After an Ebola outbreak was declared in Guinea earlier this year, there was a need to increase epidemic surveillance and prepare for potential Ebola patients in neighboring areas of Liberia. Rita M. Nelson, an infection prevention and control nurse with MSF in Liberia, provides a personal account of this effort.
I am an infection prevention and control nurse at the Doctors Without Borders/Médecins Sans Frontières (MSF) pediatric hospital in Monrovia, Liberia.
After an Ebola epidemic was declared in neighboring Guinea in February 2021, I worked with an MSF epidemiologist to help Liberian border communities prepare for a possible outbreak.
I first joined MSF in September 2014 as part of the response to the Ebola outbreak in the country that year. On the day I applied I saw everyone wearing their yellow personal protective equipment (PPE). I saw people dying in the streets from Ebola, people lying along the fence, people carrying stretchers with bodies on them. When I saw that, my whole spirit as a nurse left me. I felt physically ill from seeing many people so sick and bodies all around. It is scary as a health care worker because you cannot help someone that is dying because you are also afraid to die. At that time I actually felt lucky to have a job as a data encoder. That is how I started working and I was able to have the fear leave me.

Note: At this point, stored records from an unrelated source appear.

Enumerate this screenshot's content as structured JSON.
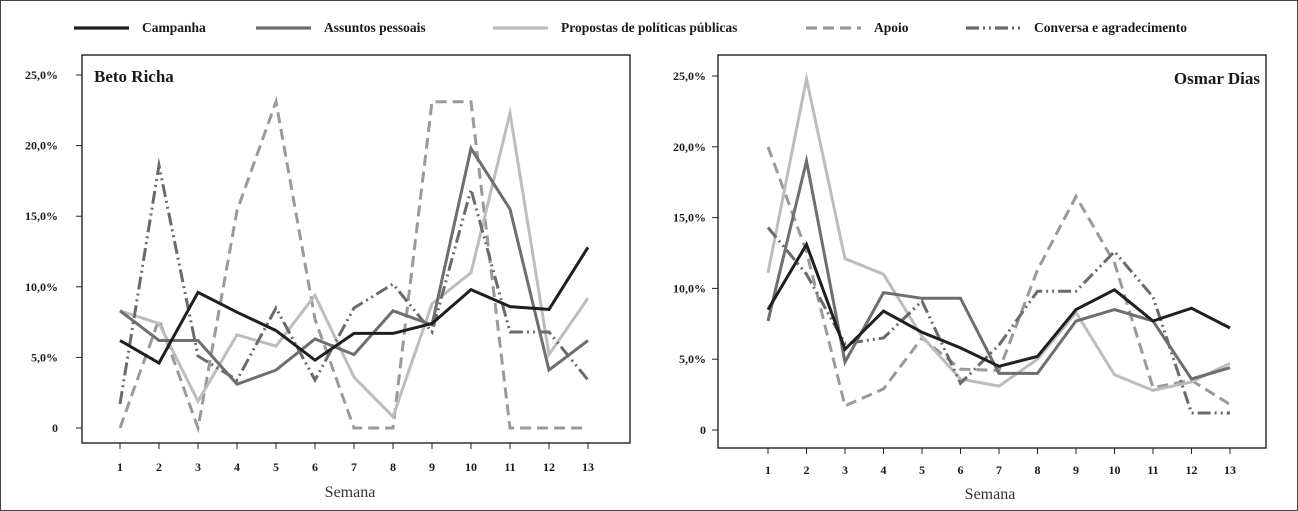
{
  "legend": [
    {
      "name": "Campanha",
      "color": "#1f1f1f",
      "dash": "solid"
    },
    {
      "name": "Assuntos pessoais",
      "color": "#6e6e6e",
      "dash": "solid"
    },
    {
      "name": "Propostas de políticas públicas",
      "color": "#bdbdbd",
      "dash": "solid"
    },
    {
      "name": "Apoio",
      "color": "#9a9a9a",
      "dash": "dash"
    },
    {
      "name": "Conversa e agradecimento",
      "color": "#6a6a6a",
      "dash": "dashdot"
    }
  ],
  "chart_data": [
    {
      "type": "line",
      "title": "Beto Richa",
      "xlabel": "Semana",
      "ylabel": "",
      "ylim": [
        0,
        25
      ],
      "y_ticks": [
        "0",
        "5,0%",
        "10,0%",
        "15,0%",
        "20,0%",
        "25,0%"
      ],
      "x": [
        "1",
        "2",
        "3",
        "4",
        "5",
        "6",
        "7",
        "8",
        "9",
        "10",
        "11",
        "12",
        "13"
      ],
      "series": [
        {
          "name": "Campanha",
          "values": [
            6.2,
            4.6,
            9.6,
            8.2,
            6.9,
            4.8,
            6.7,
            6.7,
            7.4,
            9.8,
            8.6,
            8.4,
            12.8
          ]
        },
        {
          "name": "Assuntos pessoais",
          "values": [
            8.3,
            6.2,
            6.2,
            3.1,
            4.1,
            6.3,
            5.2,
            8.3,
            7.3,
            19.8,
            15.5,
            4.1,
            6.2
          ]
        },
        {
          "name": "Propostas de políticas públicas",
          "values": [
            8.3,
            7.4,
            1.9,
            6.6,
            5.8,
            9.4,
            3.6,
            0.8,
            8.8,
            11.0,
            22.3,
            5.2,
            9.2
          ]
        },
        {
          "name": "Apoio",
          "values": [
            0,
            7.7,
            0,
            15.4,
            23.1,
            7.7,
            0,
            0,
            23.1,
            23.1,
            0,
            0,
            0
          ]
        },
        {
          "name": "Conversa e agradecimento",
          "values": [
            1.7,
            18.6,
            5.1,
            3.4,
            8.5,
            3.4,
            8.5,
            10.2,
            6.8,
            16.9,
            6.8,
            6.8,
            3.4
          ]
        }
      ]
    },
    {
      "type": "line",
      "title": "Osmar Dias",
      "xlabel": "Semana",
      "ylabel": "",
      "ylim": [
        0,
        25
      ],
      "y_ticks": [
        "0",
        "5,0%",
        "10,0%",
        "15,0%",
        "20,0%",
        "25,0%"
      ],
      "x": [
        "1",
        "2",
        "3",
        "4",
        "5",
        "6",
        "7",
        "8",
        "9",
        "10",
        "11",
        "12",
        "13"
      ],
      "series": [
        {
          "name": "Campanha",
          "values": [
            8.5,
            13.1,
            5.7,
            8.4,
            6.9,
            5.8,
            4.5,
            5.2,
            8.5,
            9.9,
            7.7,
            8.6,
            7.2
          ]
        },
        {
          "name": "Assuntos pessoais",
          "values": [
            7.7,
            19.0,
            4.8,
            9.7,
            9.3,
            9.3,
            4.0,
            4.0,
            7.7,
            8.5,
            7.7,
            3.6,
            4.4
          ]
        },
        {
          "name": "Propostas de políticas públicas",
          "values": [
            11.1,
            24.8,
            12.1,
            11.0,
            6.6,
            3.6,
            3.1,
            5.0,
            8.3,
            3.9,
            2.8,
            3.4,
            4.7
          ]
        },
        {
          "name": "Apoio",
          "values": [
            20.0,
            12.6,
            1.7,
            2.9,
            6.5,
            4.3,
            4.2,
            11.3,
            16.5,
            11.8,
            3.0,
            3.5,
            1.8
          ]
        },
        {
          "name": "Conversa e agradecimento",
          "values": [
            14.3,
            11.0,
            6.1,
            6.5,
            9.1,
            3.3,
            6.0,
            9.8,
            9.8,
            12.6,
            9.4,
            1.2,
            1.2
          ]
        }
      ]
    }
  ]
}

The next year MSF was opening a hospital to meet non-Ebola health needs in Monrovia, so when I finished my job as a data encoder I successfully applied to work as a nurse in the hospital. My first position was as an infection prevention and control supervisor, and later I became a nurse in the neonatal ward. Learning to provide medical care to a newborn baby, with their tiny veins, was like magic for me, and now I am super at it because I underwent training with MSF. With the help of my friends in the hospital, I started learning, learning, learning, until today I am who I am.
When another Ebola outbreak was declared in Guinea in February 2021, I felt like we were going back to what happened in 2014. Guinea is not far from Liberia's Lofa and Nimba counties, and our first case in 2014 came from Lofa county. It has a lot of border points, and people interacting with people in Guinea to get food [and supplies].
So I joined an MSF team that traveled to Nimba and Lofa counties to help health workers improve surveillance for Ebola cases and prepare for a possible outbreak this year.
My role is to do trainings for health workers and community health volunteers. Some of them have forgotten a little about Ebola since 2014, so we do a short refresher training about the disease, so they remember what can happen. Then they are trained and sent out to do active case searching, looking for people with symptoms that are in line with Ebola.
We also talked about how Ebola is transmitted and the importance of handwashing to prevent transmission when people go into communities. In some places there is no handwashing station available, so I tell people you can take a water bottle and put a small hole in the top, and then fill the bottle with water and liquid soap, and use that to clean your hands between each visit to a house.
Our logisticians set up isolation areas in several clinics, where people with potential Ebola symptoms could be cared for while waiting for test results. That way we could identify an Ebola outbreak before it spreads farther and start caring for those affected.
The community health volunteers (CHVs) are the backbones of this effort. In Nimba county, a CHV found someone who had a suspected case of Ebola. Then all these people, from the World Health Organization and elsewhere, were calling to find out more. And that patient was taken to the hospital into an isolation room to wait for a test. Thankfully the test result was negative and the patient did not have Ebola. But given the risks of another Ebola outbreak, it was worth every effort to be sure.
I have learned that these CHVs know how to detect when someone is sick because they have been trained. They have little education from their school days; some don’t even know how to write well, but they are out there, even putting themselves at risk to go into the communities.
So far the Ebola outbreak has not come to Liberia, and I hope it will soon be completely over in Guinea.
Now I am interested in studying for a master's degree in epidemiology. I pray I someday have the opportunity and finances to go back to school, broaden my knowledge, and help those that are less fortunate. I want to work in the field to be able to help other people who do not have the knowledge of what to do.